At school, Slat developed his idea further as part of a science project. An array of floating barriers, anchored to the sea bed, would first catch and concentrate the floating debris. The plastic would move along the barriers towards a platform, where it could then be efficiently extracted. The ocean current would pass underneath the barriers, taking all buoyant sea life with it. There would be no emissions, and no nets for marine life to get entangled in. The collected ocean plastic would be recycled and made into products - or oil.
The high school science project was awarded Best Technical Design at Delft University of Technology. For most teenagers, it would probably have ended there, but Slat was different. He set up a foundation, The Ocean Cleanup , and explained his concept in a TedX Talk: How the Oceans can Clean Themselves . Then, six months into his course, he made the decision to pause both university and social life to try make it a reality.
On 26 March 2013, months after it had gone online, Slat's TedX talk went viral. "It was unbelievable," he says. "Suddenly we got hundreds of thousands of people clicking on our site every day. I received about 1,500 emails per day in my personal mailbox from people volunteering to help." He set up a crowd-funding platform that made $80,000 in 15 days. Read the entire BBC News Magazine article .

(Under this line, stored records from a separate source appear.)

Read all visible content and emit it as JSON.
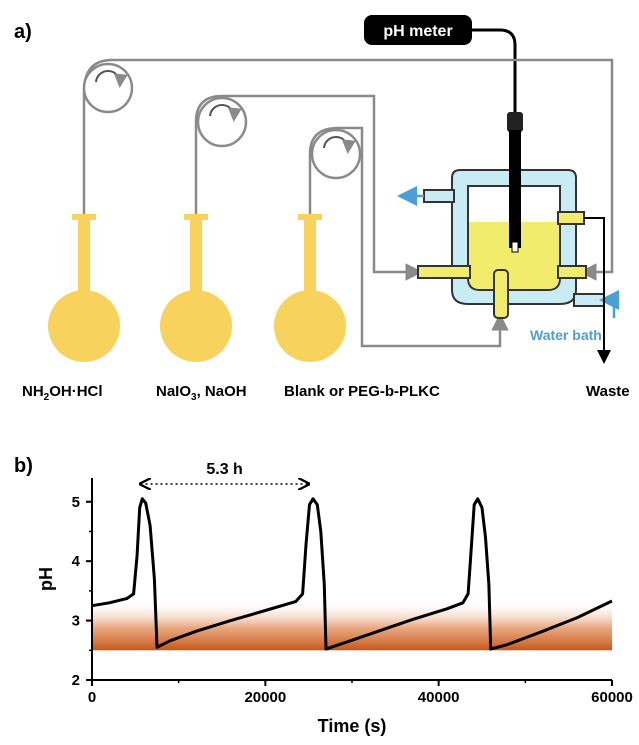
{
  "panel_a": {
    "panel_label": "a)",
    "ph_meter_label": "pH meter",
    "reservoirs": [
      {
        "label_main": "NH",
        "label_sub": "2",
        "label_tail": "OH·HCl"
      },
      {
        "label_main": "NaIO",
        "label_sub": "3",
        "label_tail": ", NaOH"
      },
      {
        "label_main": "Blank or PEG-b-PLKC",
        "label_sub": "",
        "label_tail": ""
      }
    ],
    "water_bath_label": "Water bath",
    "waste_label": "Waste",
    "colors": {
      "solution": "#f7d35e",
      "reactor_jacket": "#c9ecf4",
      "tubing": "#8a8a8a",
      "water_arrow": "#4a9fd6",
      "probe": "#000000"
    }
  },
  "panel_b": {
    "panel_label": "b)",
    "annotation": "5.3 h",
    "chart_data": {
      "type": "line",
      "xlabel": "Time (s)",
      "ylabel": "pH",
      "xlim": [
        0,
        60000
      ],
      "ylim": [
        2,
        5.4
      ],
      "x_ticks": [
        0,
        20000,
        40000,
        60000
      ],
      "y_ticks": [
        2,
        3,
        4,
        5
      ],
      "x_tick_labels": [
        "0",
        "20000",
        "40000",
        "60000"
      ],
      "y_tick_labels": [
        "2",
        "3",
        "4",
        "5"
      ],
      "period_annotation": {
        "from_x": 5600,
        "to_x": 25000,
        "y": 5.3
      },
      "shaded_band": {
        "y_from": 2.5,
        "y_to": 3.35,
        "color_bottom": "#c8571a",
        "color_top": "#ffffff"
      },
      "series": [
        {
          "color": "#000000",
          "points": [
            [
              0,
              3.25
            ],
            [
              2000,
              3.3
            ],
            [
              4000,
              3.37
            ],
            [
              4800,
              3.45
            ],
            [
              5200,
              4.1
            ],
            [
              5500,
              4.9
            ],
            [
              5800,
              5.05
            ],
            [
              6200,
              4.98
            ],
            [
              6700,
              4.6
            ],
            [
              7200,
              3.7
            ],
            [
              7500,
              2.55
            ],
            [
              9000,
              2.66
            ],
            [
              12000,
              2.82
            ],
            [
              16000,
              3.0
            ],
            [
              20000,
              3.17
            ],
            [
              23500,
              3.32
            ],
            [
              24300,
              3.45
            ],
            [
              24700,
              4.3
            ],
            [
              25100,
              4.95
            ],
            [
              25500,
              5.05
            ],
            [
              26000,
              4.95
            ],
            [
              26400,
              4.5
            ],
            [
              26800,
              3.6
            ],
            [
              27000,
              2.52
            ],
            [
              29000,
              2.62
            ],
            [
              33000,
              2.82
            ],
            [
              37000,
              3.02
            ],
            [
              41000,
              3.2
            ],
            [
              42800,
              3.3
            ],
            [
              43400,
              3.45
            ],
            [
              43800,
              4.3
            ],
            [
              44100,
              4.95
            ],
            [
              44500,
              5.05
            ],
            [
              45000,
              4.9
            ],
            [
              45400,
              4.4
            ],
            [
              45800,
              3.6
            ],
            [
              46000,
              2.52
            ],
            [
              48000,
              2.6
            ],
            [
              52000,
              2.82
            ],
            [
              56000,
              3.05
            ],
            [
              60000,
              3.33
            ]
          ]
        }
      ]
    }
  }
}
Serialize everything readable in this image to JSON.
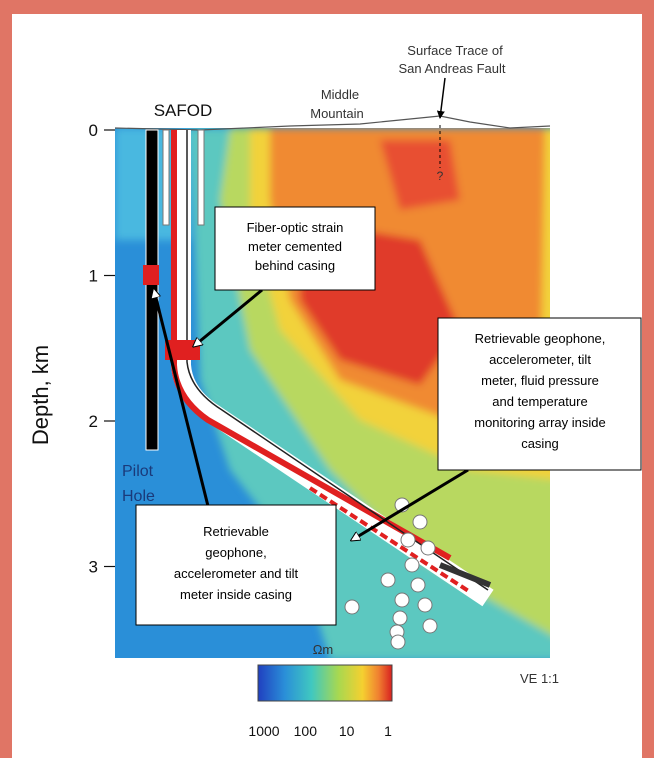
{
  "labels": {
    "safod": "SAFOD",
    "middle_mountain": [
      "Middle",
      "Mountain"
    ],
    "fault_trace": [
      "Surface Trace of",
      "San Andreas Fault"
    ],
    "question": "?",
    "pilot_hole": [
      "Pilot",
      "Hole"
    ],
    "ve": "VE 1:1"
  },
  "depth_axis": {
    "title": "Depth, km",
    "ticks": [
      0,
      1,
      2,
      3
    ]
  },
  "callouts": [
    {
      "lines": [
        "Fiber-optic strain",
        "meter cemented",
        "behind casing"
      ]
    },
    {
      "lines": [
        "Retrievable geophone,",
        "accelerometer, tilt",
        "meter, fluid pressure",
        "and temperature",
        "monitoring array inside",
        "casing"
      ]
    },
    {
      "lines": [
        "Retrievable",
        "geophone,",
        "accelerometer and tilt",
        "meter inside casing"
      ]
    }
  ],
  "colorbar": {
    "unit": "Ωm",
    "labels": [
      "1000",
      "100",
      "10",
      "1"
    ]
  }
}
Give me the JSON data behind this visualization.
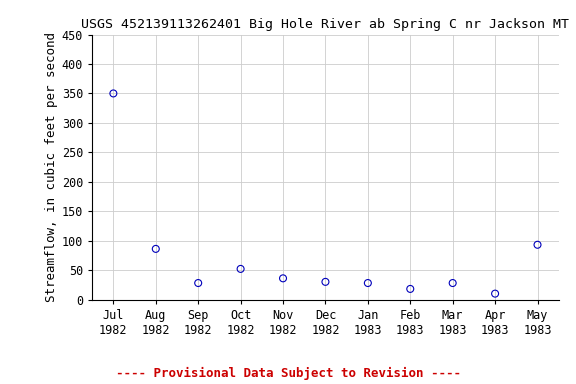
{
  "title": "USGS 452139113262401 Big Hole River ab Spring C nr Jackson MT",
  "ylabel": "Streamflow, in cubic feet per second",
  "xlabel_labels": [
    "Jul\n1982",
    "Aug\n1982",
    "Sep\n1982",
    "Oct\n1982",
    "Nov\n1982",
    "Dec\n1982",
    "Jan\n1983",
    "Feb\n1983",
    "Mar\n1983",
    "Apr\n1983",
    "May\n1983"
  ],
  "x_values": [
    0,
    1,
    2,
    3,
    4,
    5,
    6,
    7,
    8,
    9,
    10
  ],
  "y_values": [
    350,
    86,
    28,
    52,
    36,
    30,
    28,
    18,
    28,
    10,
    93
  ],
  "ylim": [
    0,
    450
  ],
  "yticks": [
    0,
    50,
    100,
    150,
    200,
    250,
    300,
    350,
    400,
    450
  ],
  "marker_color": "#0000bb",
  "marker_size": 5,
  "grid_color": "#cccccc",
  "background_color": "#ffffff",
  "title_fontsize": 9.5,
  "axis_fontsize": 9,
  "tick_fontsize": 8.5,
  "footnote": "---- Provisional Data Subject to Revision ----",
  "footnote_color": "#cc0000",
  "footnote_fontsize": 9
}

According to Bloomberg Business Week , in June of 2014, Slat, together with a team of about 70 scientists and engineers, released a 530-page feasibility study (pdf) that explains the technology and explores questions of legality, costs, environmental impact, and potential pitfalls. The Ocean Cleanup also kicked off a campaign to raise $2 million to construct and test large-scale pilots.
On September 15, 2014, Slats team announced that the funding goal had been achieved in 100 days, with support from more than 38,000 donors in 160 countries. They expect the first pilot to be deployed within a year, and they plan to have a fully operational offshore cleanup array in three years.
That is a great nomination. Thanks for you permission to post it as an article on my website .
No problem JC. Your website is very impressive and I'm pleased you're using it to further promote Boyan Slats' story.